Similar copy — some might say suspiciously similar copy — can be found all over the Internet. The April 10 edition of Golden Gate University‘s Campus Currents Online (www.campuscurrents.com), for example, reports, “Recent studies in the U.S. indicate that approximately 30 percent of all students may be plagiarizing on college writing assignments.” [My italics.] Or Coastal Carolina University’s financial-aid info page (www.coastal.edufinancialaidhowto.html): “Approximately 30 percent of all students who apply for federal assistance are selected by the U.S. Department of Education for a process called verification.” [Italics added.]

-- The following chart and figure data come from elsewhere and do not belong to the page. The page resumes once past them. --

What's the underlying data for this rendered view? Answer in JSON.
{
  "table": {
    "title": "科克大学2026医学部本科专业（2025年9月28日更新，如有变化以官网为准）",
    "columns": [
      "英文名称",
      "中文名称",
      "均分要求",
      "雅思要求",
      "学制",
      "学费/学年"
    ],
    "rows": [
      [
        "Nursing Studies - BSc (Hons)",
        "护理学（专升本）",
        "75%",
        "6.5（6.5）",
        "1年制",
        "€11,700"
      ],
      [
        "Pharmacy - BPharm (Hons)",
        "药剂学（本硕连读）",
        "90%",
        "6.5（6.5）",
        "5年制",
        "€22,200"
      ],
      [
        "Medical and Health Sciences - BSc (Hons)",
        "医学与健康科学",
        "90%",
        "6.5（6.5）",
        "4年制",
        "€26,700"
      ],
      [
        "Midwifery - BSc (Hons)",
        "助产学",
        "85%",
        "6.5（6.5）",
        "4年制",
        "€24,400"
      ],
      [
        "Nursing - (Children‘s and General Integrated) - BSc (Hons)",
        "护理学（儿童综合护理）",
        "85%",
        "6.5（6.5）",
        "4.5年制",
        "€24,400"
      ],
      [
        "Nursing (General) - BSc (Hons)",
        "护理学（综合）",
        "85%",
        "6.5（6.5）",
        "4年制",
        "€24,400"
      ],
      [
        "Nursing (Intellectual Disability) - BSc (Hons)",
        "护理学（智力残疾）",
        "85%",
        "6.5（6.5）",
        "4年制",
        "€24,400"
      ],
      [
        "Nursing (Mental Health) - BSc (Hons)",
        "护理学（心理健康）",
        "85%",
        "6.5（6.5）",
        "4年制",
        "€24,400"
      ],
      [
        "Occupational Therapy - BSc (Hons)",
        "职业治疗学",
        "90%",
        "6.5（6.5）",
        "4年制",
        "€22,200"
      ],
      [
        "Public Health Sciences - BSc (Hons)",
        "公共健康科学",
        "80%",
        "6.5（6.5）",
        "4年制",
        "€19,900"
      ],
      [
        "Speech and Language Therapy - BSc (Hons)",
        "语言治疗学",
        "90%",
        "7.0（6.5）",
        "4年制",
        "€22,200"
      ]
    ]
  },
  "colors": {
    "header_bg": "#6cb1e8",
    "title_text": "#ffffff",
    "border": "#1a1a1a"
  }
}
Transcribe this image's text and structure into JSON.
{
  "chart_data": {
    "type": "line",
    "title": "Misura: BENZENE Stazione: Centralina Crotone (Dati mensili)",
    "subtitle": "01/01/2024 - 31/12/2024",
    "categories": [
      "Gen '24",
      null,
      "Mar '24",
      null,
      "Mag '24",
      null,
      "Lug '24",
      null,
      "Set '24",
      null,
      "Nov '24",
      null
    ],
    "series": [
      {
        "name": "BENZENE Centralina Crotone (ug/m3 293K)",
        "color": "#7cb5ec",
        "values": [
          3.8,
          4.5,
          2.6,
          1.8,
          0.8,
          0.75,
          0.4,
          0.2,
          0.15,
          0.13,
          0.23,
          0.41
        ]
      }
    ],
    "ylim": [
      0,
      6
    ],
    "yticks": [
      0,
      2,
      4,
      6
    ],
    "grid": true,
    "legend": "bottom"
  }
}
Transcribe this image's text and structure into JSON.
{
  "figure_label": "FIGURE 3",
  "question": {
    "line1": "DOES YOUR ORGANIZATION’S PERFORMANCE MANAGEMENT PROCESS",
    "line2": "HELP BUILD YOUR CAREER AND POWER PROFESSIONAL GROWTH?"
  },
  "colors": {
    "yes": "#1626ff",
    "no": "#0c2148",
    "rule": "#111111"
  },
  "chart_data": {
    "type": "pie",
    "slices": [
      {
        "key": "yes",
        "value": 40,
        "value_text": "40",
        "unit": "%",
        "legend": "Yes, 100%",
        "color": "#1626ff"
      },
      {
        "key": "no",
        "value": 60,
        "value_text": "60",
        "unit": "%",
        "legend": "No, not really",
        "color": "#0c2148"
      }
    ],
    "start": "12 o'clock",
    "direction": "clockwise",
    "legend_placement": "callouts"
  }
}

And it doesn‘t stop there: “Recent studies,” the National Sea Grant College Program (www.sgnis.orgpublicatmanagers.htm) states, “indicate that zebra mussels may mobilize toxic materials from the sediments into the food chain . . .” And: “Every year,” proclaims the University of Edinburgh’s Department of Social Anthropology‘s home page (www.san.ed.ac.ukbscbscintro.htm), “some students are found copying passages from books or other students’ work without proper citation. This constitutes plagiarism, and is considered one of the most serious offences in the academic world.” [Itals by me.]

In light of these conspicuous coincidences, how dare Plagiarism.org question the judgment of this overwhelming majority of decent citizens who wish only to uphold the traditions of America‘s forefathers by generating undeserved wealth from the labors of the uncredited and unrewarded? If Americans are denied our right to cheat — to emulate the pre-eminent virtue of virtually every politician, business executive and popular entertainer we see — how, then, are we supposed to make a fuggin living?